Each year, the GIWA Barley Council works with the barley supply chain in Western Australia to provide guidance to industry on the management of malt barley segregations in the bulk handling system.
Why Rationalise Malt Barley Varieties?
The WA barley industry supports the long-term aim of segregating up to two major malt varieties per port zone, with limited segregations on offer for minor, new or niche malt varieties. Segregating fewer malt varieties improves logistics (reducing storage and handling costs), makes segregation planning at a bin level easier and encourages more robust demand from the trade who are unwilling to risk buying small, unsaleable parcels. At the same time, it is vital to have a spread of varieties differing in their management and malt characteristics that allow the blending of processed malt to customer’s specifications and to spread agronomic risk. Treating malt barley crops with some chemicals may limit market access, as not all markets will have import tolerances equal to Australian tolerances. For example, opportunistic markets like Europe currently do not purchase barley with imazapyr residue nor barley with detectable levels of diquat herbicide. If they became regular and not opportunistic, such markets might require specific segregations.

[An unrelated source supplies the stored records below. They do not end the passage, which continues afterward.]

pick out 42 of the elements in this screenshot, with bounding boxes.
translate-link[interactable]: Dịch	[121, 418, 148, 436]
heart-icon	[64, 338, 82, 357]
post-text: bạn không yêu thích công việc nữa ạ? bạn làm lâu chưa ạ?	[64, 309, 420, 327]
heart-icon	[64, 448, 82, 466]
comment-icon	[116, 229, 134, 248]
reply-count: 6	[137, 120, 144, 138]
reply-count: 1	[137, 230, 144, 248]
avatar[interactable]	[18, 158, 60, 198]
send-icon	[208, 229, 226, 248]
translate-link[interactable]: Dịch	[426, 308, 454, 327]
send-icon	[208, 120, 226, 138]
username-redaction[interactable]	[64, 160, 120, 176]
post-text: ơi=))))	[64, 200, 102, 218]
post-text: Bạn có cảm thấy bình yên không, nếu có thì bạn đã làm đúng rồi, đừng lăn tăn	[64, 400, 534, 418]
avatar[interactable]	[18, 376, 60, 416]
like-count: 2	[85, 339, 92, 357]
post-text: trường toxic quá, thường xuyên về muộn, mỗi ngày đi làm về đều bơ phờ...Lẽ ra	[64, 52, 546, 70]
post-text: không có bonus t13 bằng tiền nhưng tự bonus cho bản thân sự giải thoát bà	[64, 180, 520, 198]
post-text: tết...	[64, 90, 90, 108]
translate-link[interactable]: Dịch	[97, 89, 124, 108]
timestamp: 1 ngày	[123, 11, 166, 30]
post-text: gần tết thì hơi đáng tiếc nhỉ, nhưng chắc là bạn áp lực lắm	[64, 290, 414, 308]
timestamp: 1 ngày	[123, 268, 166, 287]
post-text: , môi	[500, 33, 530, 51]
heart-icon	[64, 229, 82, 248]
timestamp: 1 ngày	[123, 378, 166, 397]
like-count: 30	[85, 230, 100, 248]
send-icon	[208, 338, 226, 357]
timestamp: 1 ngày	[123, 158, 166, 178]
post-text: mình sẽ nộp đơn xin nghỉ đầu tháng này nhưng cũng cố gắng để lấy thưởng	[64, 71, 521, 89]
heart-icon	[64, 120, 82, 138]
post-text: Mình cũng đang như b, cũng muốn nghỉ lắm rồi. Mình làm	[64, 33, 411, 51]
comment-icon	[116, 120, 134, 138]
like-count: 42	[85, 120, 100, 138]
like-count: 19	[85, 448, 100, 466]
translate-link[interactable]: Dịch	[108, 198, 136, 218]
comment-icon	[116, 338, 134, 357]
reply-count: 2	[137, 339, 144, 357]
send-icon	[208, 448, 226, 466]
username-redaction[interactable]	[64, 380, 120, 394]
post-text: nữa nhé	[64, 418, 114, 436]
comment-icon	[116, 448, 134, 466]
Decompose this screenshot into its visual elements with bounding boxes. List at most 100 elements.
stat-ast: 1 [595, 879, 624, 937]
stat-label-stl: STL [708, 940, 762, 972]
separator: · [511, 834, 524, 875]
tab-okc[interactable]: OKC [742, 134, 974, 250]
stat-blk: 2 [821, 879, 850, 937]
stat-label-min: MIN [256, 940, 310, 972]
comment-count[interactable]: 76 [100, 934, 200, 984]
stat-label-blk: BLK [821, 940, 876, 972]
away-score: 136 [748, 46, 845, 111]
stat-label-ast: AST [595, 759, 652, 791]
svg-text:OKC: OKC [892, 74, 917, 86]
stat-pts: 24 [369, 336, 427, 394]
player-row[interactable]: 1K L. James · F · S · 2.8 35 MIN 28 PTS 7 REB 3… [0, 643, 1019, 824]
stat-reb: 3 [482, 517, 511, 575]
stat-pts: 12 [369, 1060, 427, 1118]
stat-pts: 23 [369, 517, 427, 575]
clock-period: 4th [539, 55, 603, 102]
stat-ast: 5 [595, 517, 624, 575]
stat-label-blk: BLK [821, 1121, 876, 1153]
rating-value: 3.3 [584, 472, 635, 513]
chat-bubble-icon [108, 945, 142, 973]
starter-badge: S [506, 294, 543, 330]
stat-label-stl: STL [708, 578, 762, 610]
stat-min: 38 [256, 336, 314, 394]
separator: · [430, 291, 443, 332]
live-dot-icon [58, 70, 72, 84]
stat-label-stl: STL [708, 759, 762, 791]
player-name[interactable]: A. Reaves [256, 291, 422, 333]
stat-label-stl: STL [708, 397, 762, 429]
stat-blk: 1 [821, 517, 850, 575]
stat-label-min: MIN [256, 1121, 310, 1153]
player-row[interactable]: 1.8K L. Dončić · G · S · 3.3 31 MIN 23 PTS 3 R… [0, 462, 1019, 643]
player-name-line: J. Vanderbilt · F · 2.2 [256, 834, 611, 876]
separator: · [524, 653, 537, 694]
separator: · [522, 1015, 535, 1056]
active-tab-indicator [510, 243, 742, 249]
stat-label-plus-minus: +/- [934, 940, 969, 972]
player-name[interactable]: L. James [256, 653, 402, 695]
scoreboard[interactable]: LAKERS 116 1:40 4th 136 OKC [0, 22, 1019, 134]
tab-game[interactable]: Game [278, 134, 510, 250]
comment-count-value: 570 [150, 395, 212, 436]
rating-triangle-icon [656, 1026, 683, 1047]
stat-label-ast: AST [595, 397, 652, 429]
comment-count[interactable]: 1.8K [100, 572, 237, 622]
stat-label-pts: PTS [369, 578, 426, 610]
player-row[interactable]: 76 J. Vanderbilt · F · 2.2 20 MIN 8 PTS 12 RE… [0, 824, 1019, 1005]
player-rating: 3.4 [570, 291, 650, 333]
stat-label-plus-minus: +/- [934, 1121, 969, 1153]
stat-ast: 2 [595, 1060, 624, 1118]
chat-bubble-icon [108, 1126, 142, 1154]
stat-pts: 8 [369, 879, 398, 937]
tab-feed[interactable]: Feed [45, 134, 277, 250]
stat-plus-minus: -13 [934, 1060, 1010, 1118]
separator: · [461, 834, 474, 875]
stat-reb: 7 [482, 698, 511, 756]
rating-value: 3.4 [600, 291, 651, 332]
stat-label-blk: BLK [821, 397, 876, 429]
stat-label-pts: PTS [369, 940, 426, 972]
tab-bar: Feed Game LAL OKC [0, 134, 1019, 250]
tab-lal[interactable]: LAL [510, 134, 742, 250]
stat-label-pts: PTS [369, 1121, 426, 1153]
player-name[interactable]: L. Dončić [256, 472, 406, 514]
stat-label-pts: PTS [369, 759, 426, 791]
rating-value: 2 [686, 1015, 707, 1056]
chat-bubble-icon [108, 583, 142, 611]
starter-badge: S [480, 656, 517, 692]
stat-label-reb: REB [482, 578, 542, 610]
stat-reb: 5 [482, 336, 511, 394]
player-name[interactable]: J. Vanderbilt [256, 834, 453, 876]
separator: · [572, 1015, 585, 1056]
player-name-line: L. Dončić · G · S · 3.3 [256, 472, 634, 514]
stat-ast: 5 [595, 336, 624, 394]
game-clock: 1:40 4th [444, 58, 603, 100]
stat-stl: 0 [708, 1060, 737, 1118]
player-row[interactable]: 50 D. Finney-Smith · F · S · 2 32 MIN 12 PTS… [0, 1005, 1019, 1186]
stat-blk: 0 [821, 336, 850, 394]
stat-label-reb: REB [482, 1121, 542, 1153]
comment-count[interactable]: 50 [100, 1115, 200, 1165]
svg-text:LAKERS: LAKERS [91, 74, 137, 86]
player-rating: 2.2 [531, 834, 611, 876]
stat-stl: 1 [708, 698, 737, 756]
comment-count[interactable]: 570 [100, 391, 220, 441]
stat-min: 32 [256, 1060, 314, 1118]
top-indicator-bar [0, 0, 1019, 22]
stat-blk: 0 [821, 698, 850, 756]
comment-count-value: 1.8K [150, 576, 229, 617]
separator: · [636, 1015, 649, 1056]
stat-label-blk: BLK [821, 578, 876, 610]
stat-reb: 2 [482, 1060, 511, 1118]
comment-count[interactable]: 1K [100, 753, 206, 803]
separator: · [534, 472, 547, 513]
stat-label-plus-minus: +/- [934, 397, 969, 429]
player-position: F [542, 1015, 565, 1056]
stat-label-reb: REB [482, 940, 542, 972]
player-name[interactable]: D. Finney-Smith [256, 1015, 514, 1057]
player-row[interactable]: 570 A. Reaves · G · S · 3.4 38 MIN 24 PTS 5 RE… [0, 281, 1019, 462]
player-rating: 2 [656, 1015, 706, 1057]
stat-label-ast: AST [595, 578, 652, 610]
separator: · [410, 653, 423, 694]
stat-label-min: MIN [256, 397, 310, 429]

To achieve this, the GIWA Barley Council undertakes an annual round of consultation with barley breeders, researchers, growers, maltsters, brewers, traders and bulk handlers to review demand, supply and logistical considerations for WA grown malt barley. Recommendations for changes to malt barley variety receivals two harvests ahead are then drafted and presented for discussion at GIWA’s annual Barley Forum held in late July each year. The Barley Forum, which is open to all in the barley industry, discusses and ratifies proposed changes. Following this, the malt barley variety receival recommendations for two harvests in the future (or approximately 18 months out) are published online to provide guidance to industry.